Futures that predict box office receipts for film releases are an appealing idea. Harness the collective brains of the market to predict whether a film will do well, and you have a useful hedging tool.
But the more you think about this notion, the more troubling it becomes.
Go back to the basics for a minute. Insurance is for risks that are unequivocally bad for everyone – like fires and shipwrecks. The insurer gets paid for putting its capital at risk to protect others – but it does not win big if these disasters happen.
Futures are for risks that are good for some and bad for others – essentially, price risks. Each party trades potential upside for certainty, and either can make a killing if it bets right.
Both insurance and futures were originally conceived to deal with risks outside human control – death, lightning, bad harvests.
Of course, futures are used to manage many risks of human-generated supply and demand. But so many people are involved that no one person or group should – if the market is regulated properly – be able to substantially alter the balance of supply and demand.
Anyone who did manage to specifically change the market price would be guilty of market manipulation, an offence – just as it would be a crime to cause an insured disaster such as a fire.
The limits of hedging
There is another whole category of risks – what could be called business risks, or product risks. These are risks where an identifiable group of people does have, quite legitimately, immense influence over the outcome.
Pretty well any business venture falls into this category. And these risks cannot normally be hedged or laid off to any third party.
Ford, for example, cannot take out an insurance policy to guarantee the level of its profits next year. The reasons are obvious. If any insurer or counterparty could predict how well Ford would do, enough to risk its own capital, it would know more than Ford’s own management. And if Ford’s profits were guaranteed, why would it have any incentive to try and maximise them?
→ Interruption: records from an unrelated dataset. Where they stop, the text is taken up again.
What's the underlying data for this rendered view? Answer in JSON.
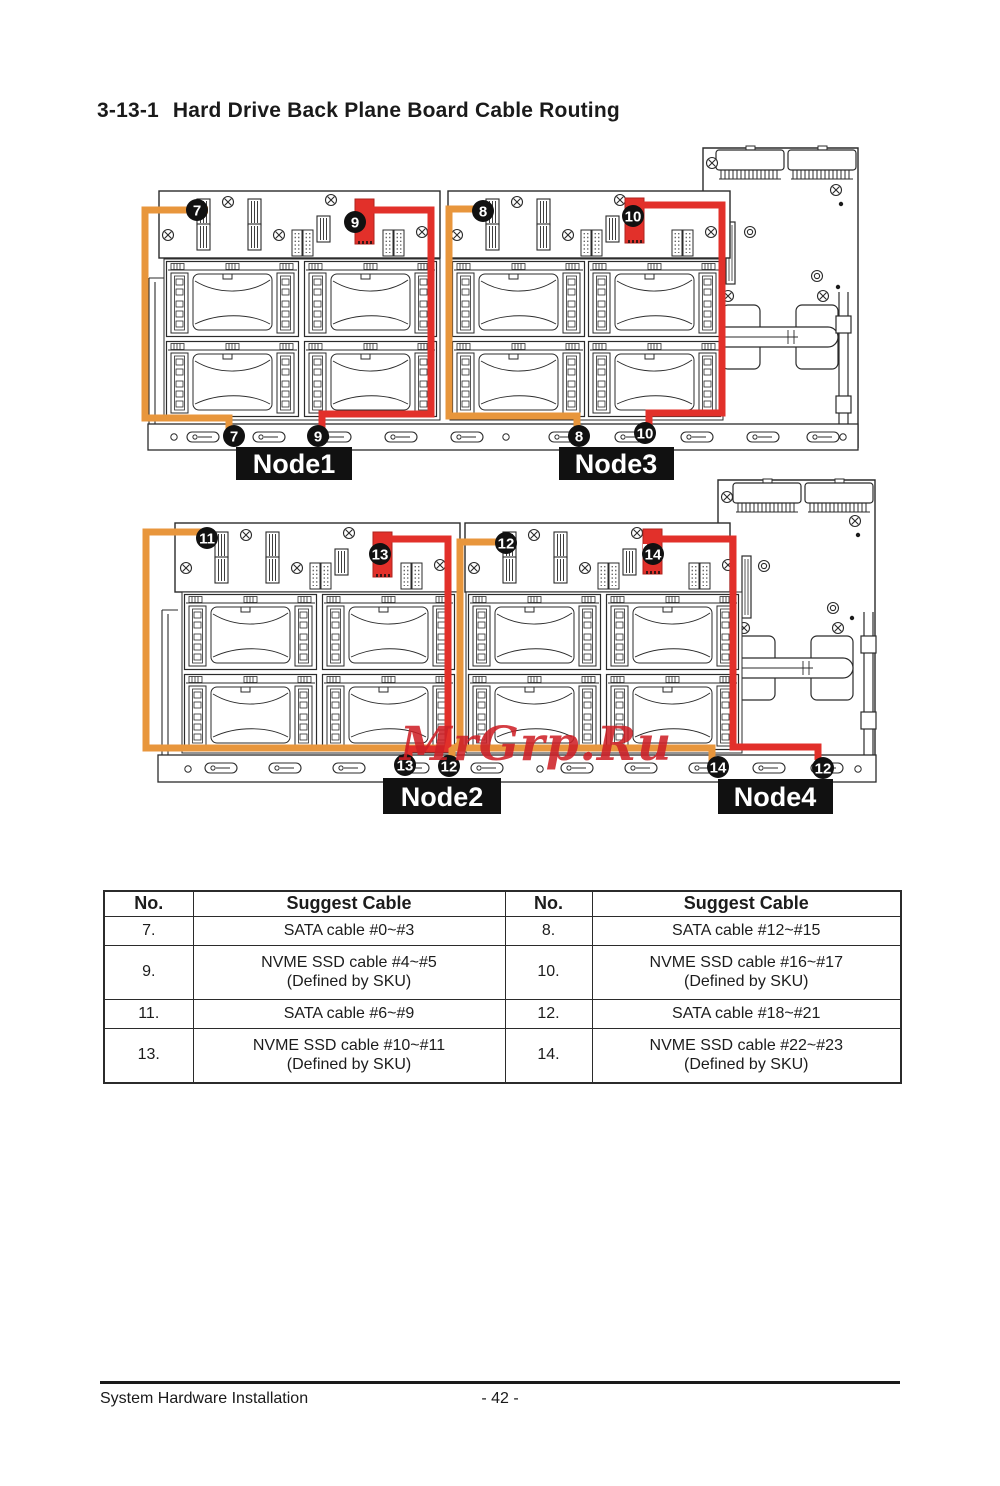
{
  "page": {
    "section": "3-13-1",
    "title": "Hard Drive Back Plane Board Cable Routing",
    "watermark": "MrGrp.Ru",
    "footer_left": "System Hardware Installation",
    "footer_page": "- 42 -"
  },
  "colors": {
    "sata_cable_orange": "#E8963C",
    "nvme_cable_red": "#E2302A",
    "callout_background": "#111111",
    "node_label_background": "#111111"
  },
  "diagrams": {
    "top": {
      "node_left": "Node1",
      "node_right": "Node3",
      "callouts": {
        "t1": "7",
        "t2": "9",
        "t3": "8",
        "t4": "10",
        "b1": "7",
        "b2": "9",
        "b3": "8",
        "b4": "10"
      }
    },
    "bottom": {
      "node_left": "Node2",
      "node_right": "Node4",
      "callouts": {
        "t1": "11",
        "t2": "13",
        "t3": "12",
        "t4": "14",
        "b1": "13",
        "b2": "12",
        "b3": "14",
        "b4": "12"
      }
    }
  },
  "table": {
    "headers": [
      "No.",
      "Suggest Cable",
      "No.",
      "Suggest Cable"
    ],
    "rows": [
      {
        "n1": "7.",
        "c1a": "SATA cable #0~#3",
        "n2": "8.",
        "c2a": "SATA cable #12~#15"
      },
      {
        "n1": "9.",
        "c1a": "NVME SSD cable #4~#5",
        "c1b": "(Defined by SKU)",
        "n2": "10.",
        "c2a": "NVME SSD cable #16~#17",
        "c2b": "(Defined by SKU)"
      },
      {
        "n1": "11.",
        "c1a": "SATA cable #6~#9",
        "n2": "12.",
        "c2a": "SATA cable #18~#21"
      },
      {
        "n1": "13.",
        "c1a": "NVME SSD cable #10~#11",
        "c1b": "(Defined by SKU)",
        "n2": "14.",
        "c2a": "NVME SSD cable #22~#23",
        "c2b": "(Defined by SKU)"
      }
    ]
  }
}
Moreover, the appropriate vehicles already exist for those who want to invest in the risk of Ford’s success – buying its debt or equity.
No natural counterparties
Movies are business risks. Everyone involved in making, marketing and distributing a film is supposed to be trying their utmost to make it succeed. These individuals and companies therefore have huge influence on the outcome.
In the underlying markets covered by existing futures markets, any outcome is good for some parties and bad for others. But while the failure of a film is bad for the makers and distributors, who is it good for?
It is hard to see any group with a legitimate reason to wish for that outcome – except rival film makers. And would they want to insure their competitors’ mistakes?
The fact that films are business risks means it is very hard to see how a fair futures market could exist, and even harder to see a justification for it.
The promoters of box office futures are presumably encouraged by the existence of equity derivatives. It is permissible to invest in a company and buy a put on its stock in case things go wrong.
But these are public companies and the shareholders are at more than arm’s length from management, with basically no influence on how the firm is run. Using inside knowledge is punishable by law.
With films, anyone involved in making or investing in a particular movie would have a knowledge advantage. Why should they be allowed to lay off risks to less well informed punters in the street?
The movie exchanges’ vehement arguments that they would be able to prevent anyone manipulating the box office takings figures are entirely beside the point. The film makers would have influence on the film’s performance quite legitimately, by producing the film. It is this that makes them unfit participants in a futures market.
Would it not be the height of moral hazard to allow a film’s makers or investors to hedge their business risk? Once hedged, they could relax and let the movie be mediocre. Someone else would pick up the tab.
Yet if those involved in making or backing a film were banned from the market, movie futures would perform no risk management function – except perhaps for cinema owners.
The futures might be a legitimate form of speculation for unconnected third parties – like betting on sports matches. But at least with a football game, only the players are on the field, and they are highly motivated to win.
With a movie production, thousands of people are involved over a period of several years, all wielding a little influence on the outcome and gleaning a little knowledge. It would be good to know how you prevent all of them from betting – or giving tips.
Perhaps Media Derivatives Exchange and Cantor Futures Exchange should found a new financial centre for movie futures – in Las Vegas.